Pour travailler au Canada, Antu (1), 35 ans, a consenti à bien des sacrifices. Partir loin de sa femme et de ses jeunes enfants, s'endetter pour verser 6000$ à une «agence» canadienne chargée de lui trouver un employeur. Accepter, enfin, de signer un contrat de travail en deçà des normes canadiennes.
Une fois au Canada, il a toutefois dû se rendre à l'évidence. Ce n'était pas assez.
Pendant près d'un an, Antu n'a eu aucun jour de congé. Il s'est échiné dans les cuisines d'un restaurant du nord de Montréal près de 50 heures par semaine. Le tout, pour un salaire hebdomadaire oscillant entre 225 et 275$.
Son patron, qui l'a hébergé pendant plusieurs mois, lui a aussi imposé quelques travaux horticoles et ménagers dans sa résidence montréalaise.
Il a été congédié pour insubordination, quand il s'est étonné de devoir verser 730$ au restaurateur pour renouveler son permis de travail, et qu'il a pris un seul jour de congé de maladie.

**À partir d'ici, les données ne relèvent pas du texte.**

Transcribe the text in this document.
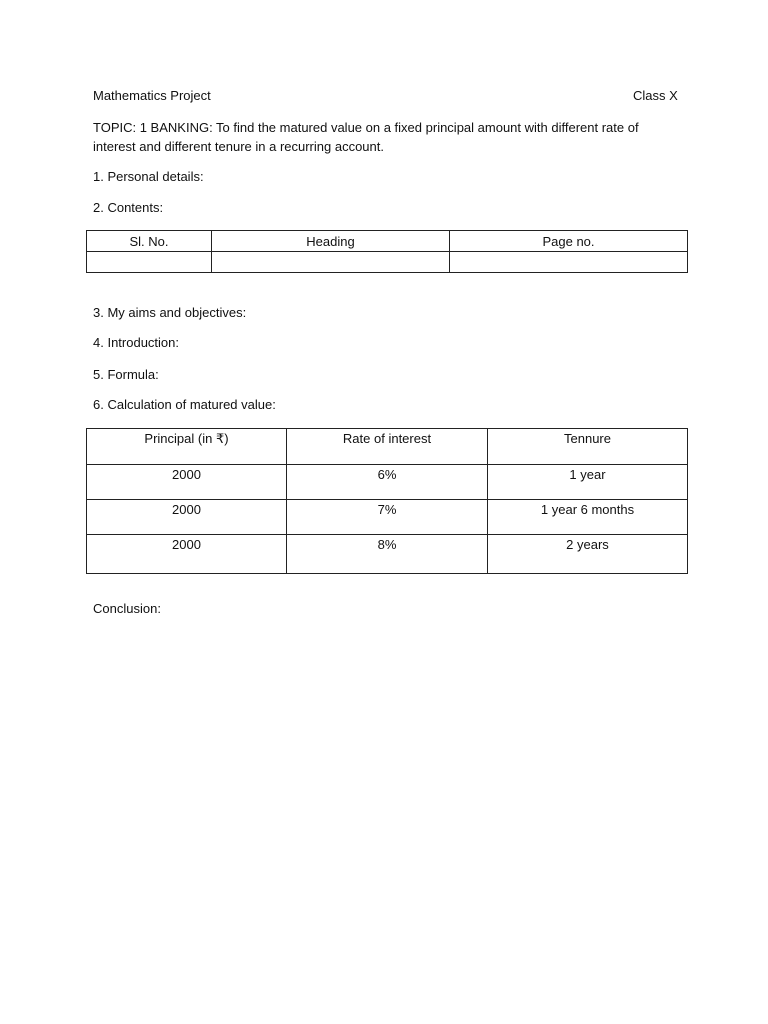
Mathematics Project	Class X
TOPIC: 1 BANKING: To find the matured value on a fixed principal amount with different rate of interest and different tenure in a recurring account.
1. Personal details:
2. Contents:
Sl. No.	Heading	Page no.

3. My aims and objectives:
4. Introduction:
5. Formula:
6. Calculation of matured value:
Principal (in ₹)	Rate of interest	Tennure
2000	6%	1 year
2000	7%	1 year 6 months
2000	8%	2 years
Conclusion:
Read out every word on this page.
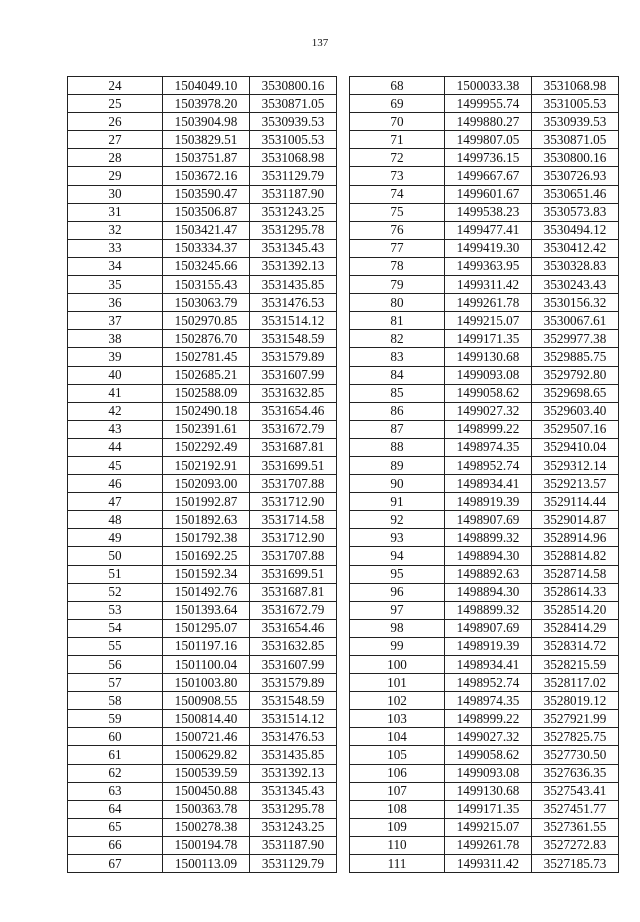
137
24	1504049.10	3530800.16
25	1503978.20	3530871.05
26	1503904.98	3530939.53
27	1503829.51	3531005.53
28	1503751.87	3531068.98
29	1503672.16	3531129.79
30	1503590.47	3531187.90
31	1503506.87	3531243.25
32	1503421.47	3531295.78
33	1503334.37	3531345.43
34	1503245.66	3531392.13
35	1503155.43	3531435.85
36	1503063.79	3531476.53
37	1502970.85	3531514.12
38	1502876.70	3531548.59
39	1502781.45	3531579.89
40	1502685.21	3531607.99
41	1502588.09	3531632.85
42	1502490.18	3531654.46
43	1502391.61	3531672.79
44	1502292.49	3531687.81
45	1502192.91	3531699.51
46	1502093.00	3531707.88
47	1501992.87	3531712.90
48	1501892.63	3531714.58
49	1501792.38	3531712.90
50	1501692.25	3531707.88
51	1501592.34	3531699.51
52	1501492.76	3531687.81
53	1501393.64	3531672.79
54	1501295.07	3531654.46
55	1501197.16	3531632.85
56	1501100.04	3531607.99
57	1501003.80	3531579.89
58	1500908.55	3531548.59
59	1500814.40	3531514.12
60	1500721.46	3531476.53
61	1500629.82	3531435.85
62	1500539.59	3531392.13
63	1500450.88	3531345.43
64	1500363.78	3531295.78
65	1500278.38	3531243.25
66	1500194.78	3531187.90
67	1500113.09	3531129.79
68	1500033.38	3531068.98
69	1499955.74	3531005.53
70	1499880.27	3530939.53
71	1499807.05	3530871.05
72	1499736.15	3530800.16
73	1499667.67	3530726.93
74	1499601.67	3530651.46
75	1499538.23	3530573.83
76	1499477.41	3530494.12
77	1499419.30	3530412.42
78	1499363.95	3530328.83
79	1499311.42	3530243.43
80	1499261.78	3530156.32
81	1499215.07	3530067.61
82	1499171.35	3529977.38
83	1499130.68	3529885.75
84	1499093.08	3529792.80
85	1499058.62	3529698.65
86	1499027.32	3529603.40
87	1498999.22	3529507.16
88	1498974.35	3529410.04
89	1498952.74	3529312.14
90	1498934.41	3529213.57
91	1498919.39	3529114.44
92	1498907.69	3529014.87
93	1498899.32	3528914.96
94	1498894.30	3528814.82
95	1498892.63	3528714.58
96	1498894.30	3528614.33
97	1498899.32	3528514.20
98	1498907.69	3528414.29
99	1498919.39	3528314.72
100	1498934.41	3528215.59
101	1498952.74	3528117.02
102	1498974.35	3528019.12
103	1498999.22	3527921.99
104	1499027.32	3527825.75
105	1499058.62	3527730.50
106	1499093.08	3527636.35
107	1499130.68	3527543.41
108	1499171.35	3527451.77
109	1499215.07	3527361.55
110	1499261.78	3527272.83
111	1499311.42	3527185.73
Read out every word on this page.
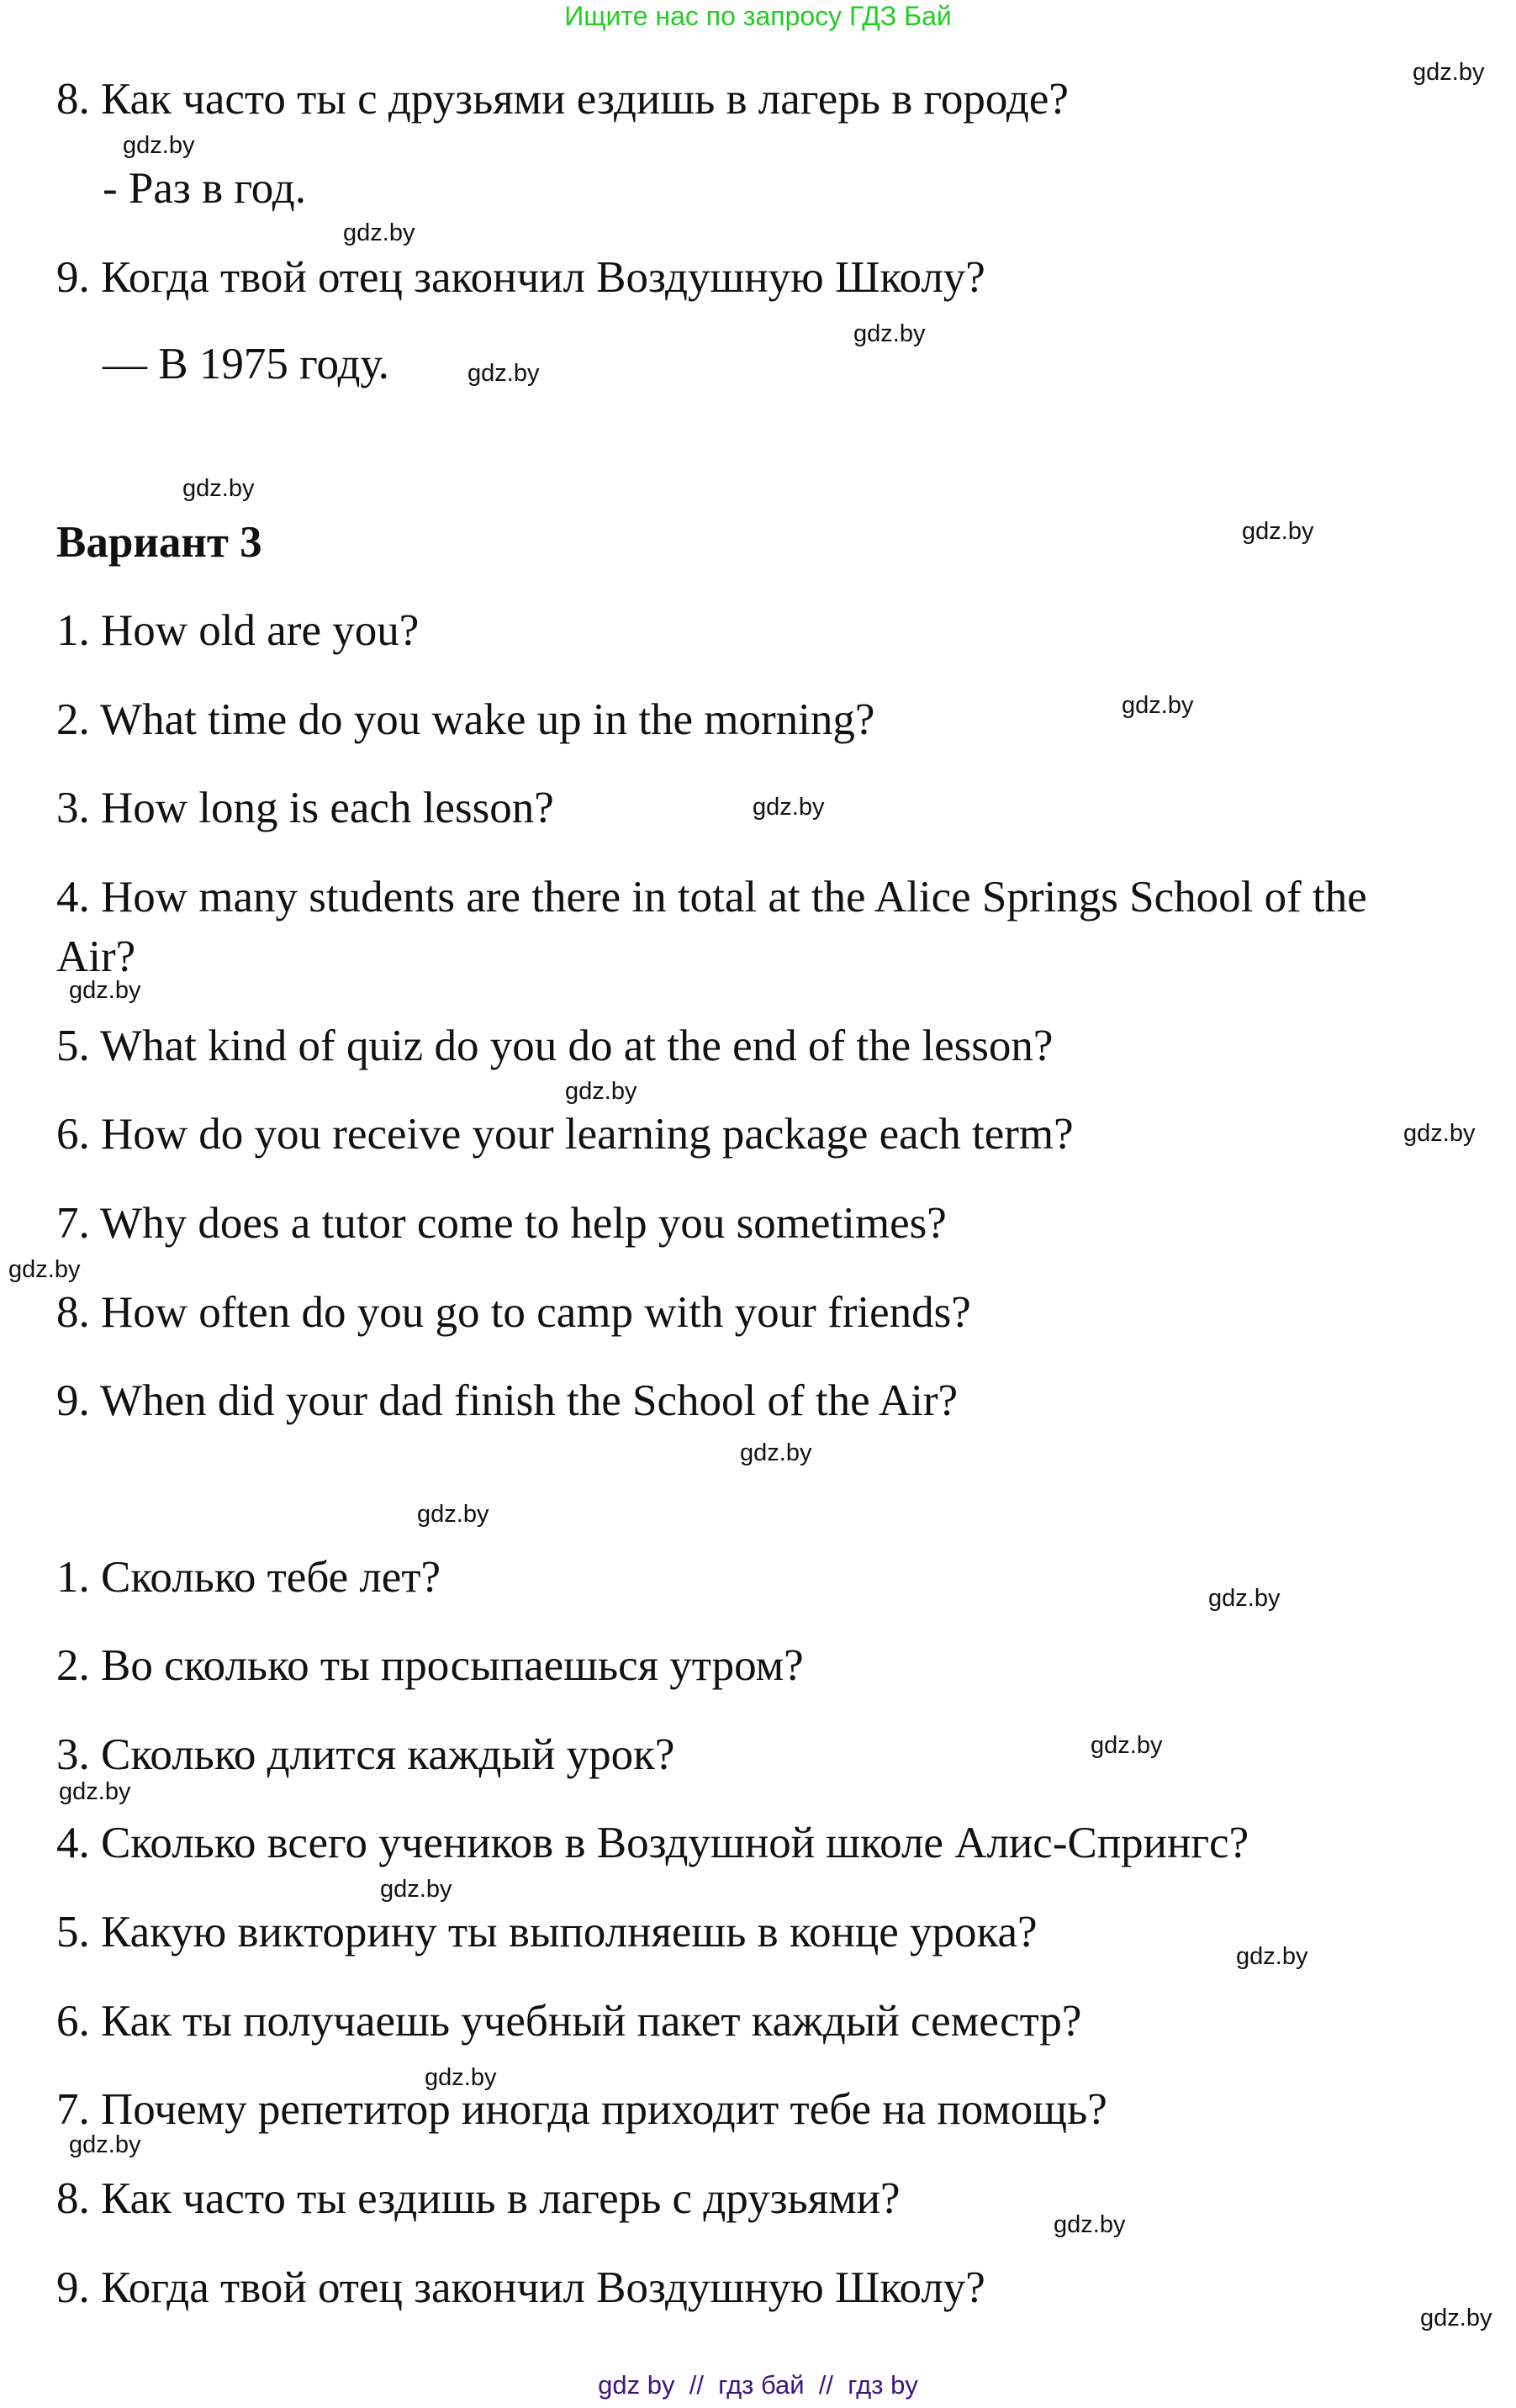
Ищите нас по запросу ГДЗ Бай
8. Как часто ты с друзьями ездишь в лагерь в городе?
- Раз в год.
9. Когда твой отец закончил Воздушную Школу?
— В 1975 году.
Вариант 3
1. How old are you?
2. What time do you wake up in the morning?
3. How long is each lesson?
4. How many students are there in total at the Alice Springs School of the
Air?
5. What kind of quiz do you do at the end of the lesson?
6. How do you receive your learning package each term?
7. Why does a tutor come to help you sometimes?
8. How often do you go to camp with your friends?
9. When did your dad finish the School of the Air?
1. Сколько тебе лет?
2. Во сколько ты просыпаешься утром?
3. Сколько длится каждый урок?
4. Сколько всего учеников в Воздушной школе Алис-Спрингс?
5. Какую викторину ты выполняешь в конце урока?
6. Как ты получаешь учебный пакет каждый семестр?
7. Почему репетитор иногда приходит тебе на помощь?
8. Как часто ты ездишь в лагерь с друзьями?
9. Когда твой отец закончил Воздушную Школу?
gdz.by
gdz.by
gdz.by
gdz.by
gdz.by
gdz.by
gdz.by
gdz.by
gdz.by
gdz.by
gdz.by
gdz.by
gdz.by
gdz.by
gdz.by
gdz.by
gdz.by
gdz.by
gdz.by
gdz.by
gdz.by
gdz.by
gdz.by
gdz.by
gdz by  //  гдз бай  //  гдз by
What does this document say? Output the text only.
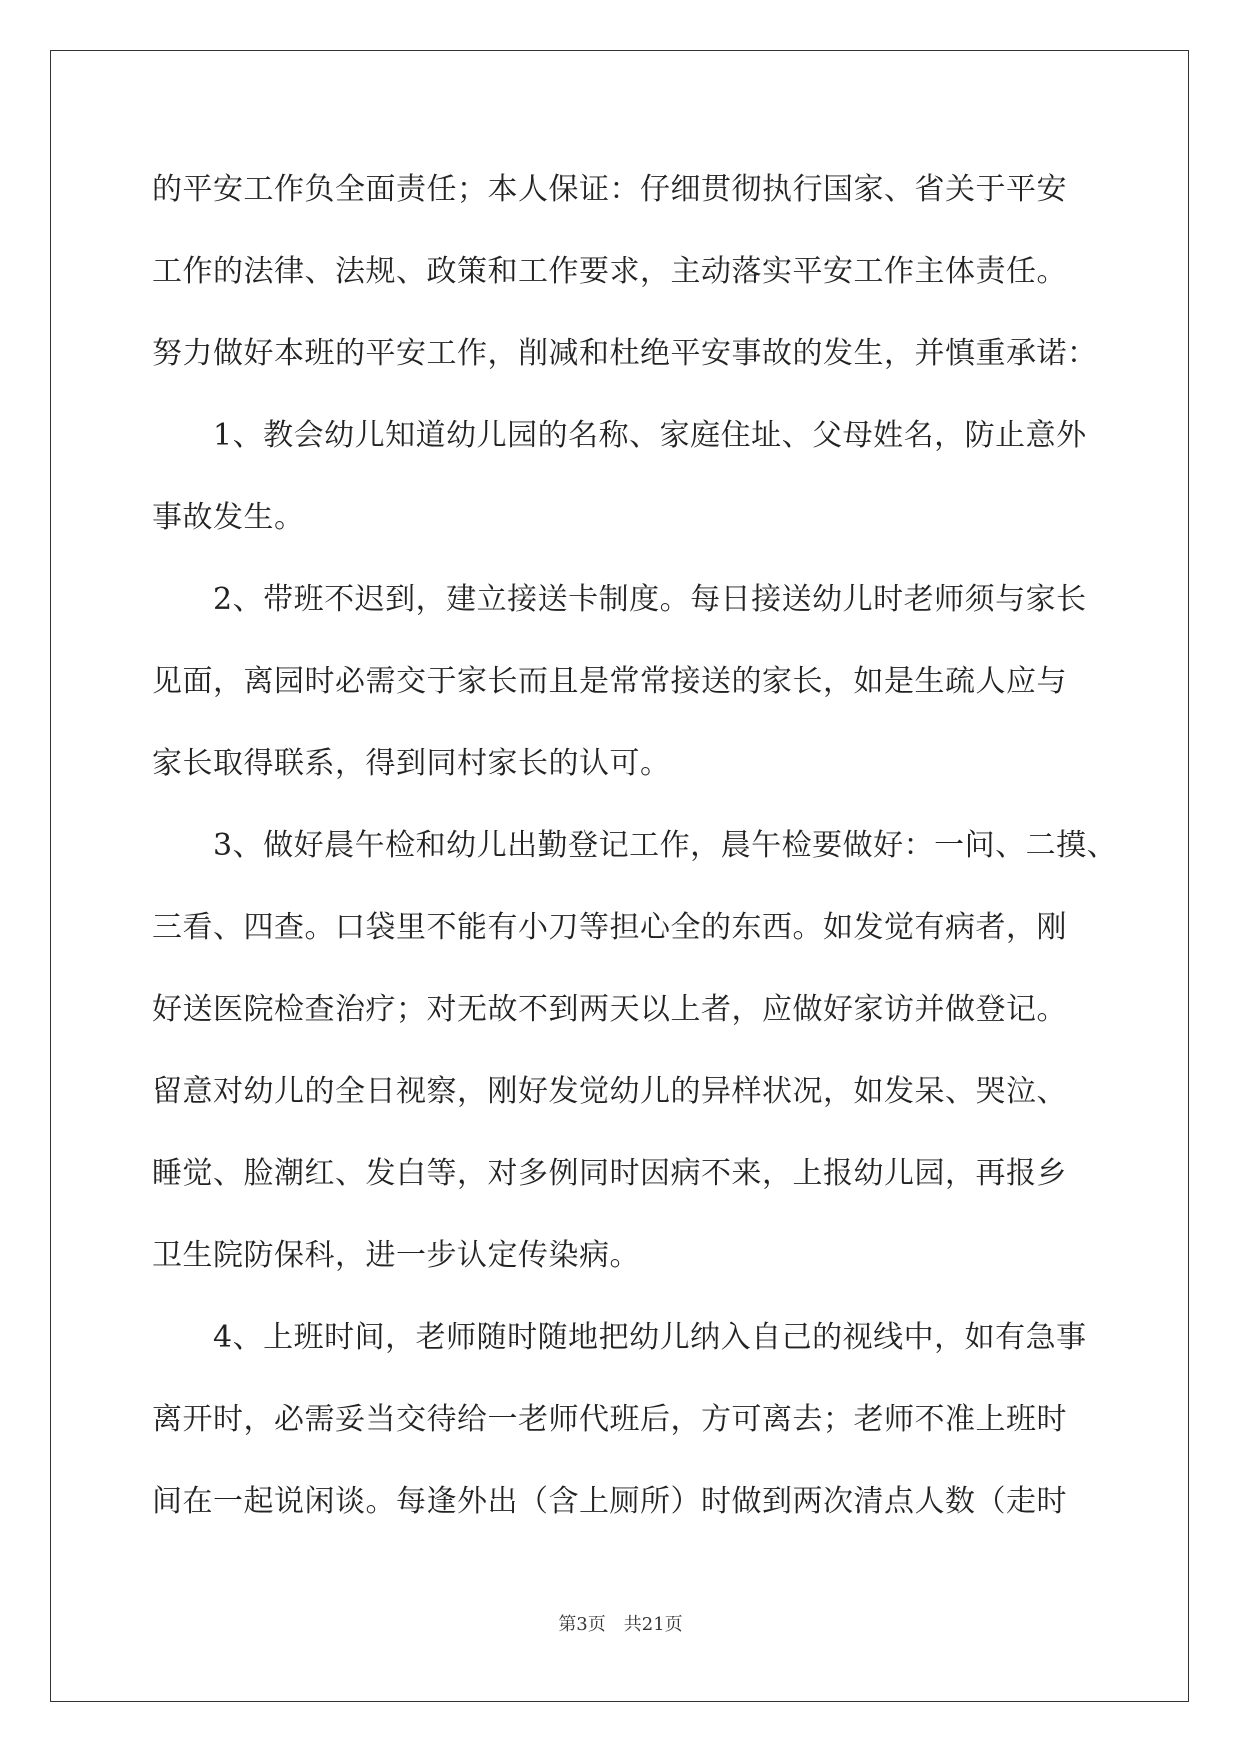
的平安工作负全面责任；本人保证：仔细贯彻执行国家、省关于平安
工作的法律、法规、政策和工作要求，主动落实平安工作主体责任。
努力做好本班的平安工作，削减和杜绝平安事故的发生，并慎重承诺：
1、教会幼儿知道幼儿园的名称、家庭住址、父母姓名，防止意外
事故发生。
2、带班不迟到，建立接送卡制度。每日接送幼儿时老师须与家长
见面，离园时必需交于家长而且是常常接送的家长，如是生疏人应与
家长取得联系，得到同村家长的认可。
3、做好晨午检和幼儿出勤登记工作，晨午检要做好：一问、二摸、
三看、四查。口袋里不能有小刀等担心全的东西。如发觉有病者，刚
好送医院检查治疗；对无故不到两天以上者，应做好家访并做登记。
留意对幼儿的全日视察，刚好发觉幼儿的异样状况，如发呆、哭泣、
睡觉、脸潮红、发白等，对多例同时因病不来，上报幼儿园，再报乡
卫生院防保科，进一步认定传染病。
4、上班时间，老师随时随地把幼儿纳入自己的视线中，如有急事
离开时，必需妥当交待给一老师代班后，方可离去；老师不准上班时
间在一起说闲谈。每逢外出（含上厕所）时做到两次清点人数（走时
第3页 共21页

Il a perdu son travail et son statut légal au Canada. Pendant ce temps, dans son Bangladesh natal, ceux à qui il a emprunté ses 6000$ réclament leur dû.
Pas de tristesse ni d'amertume chez Antu. Mais le sentiment de s'être fait avoir, quelque part, sur la route de ce qu'il pensait être une vie meilleure.
«Je suis dans le vide, et je n'ai rien sur quoi m'appuyer», constate-t-il.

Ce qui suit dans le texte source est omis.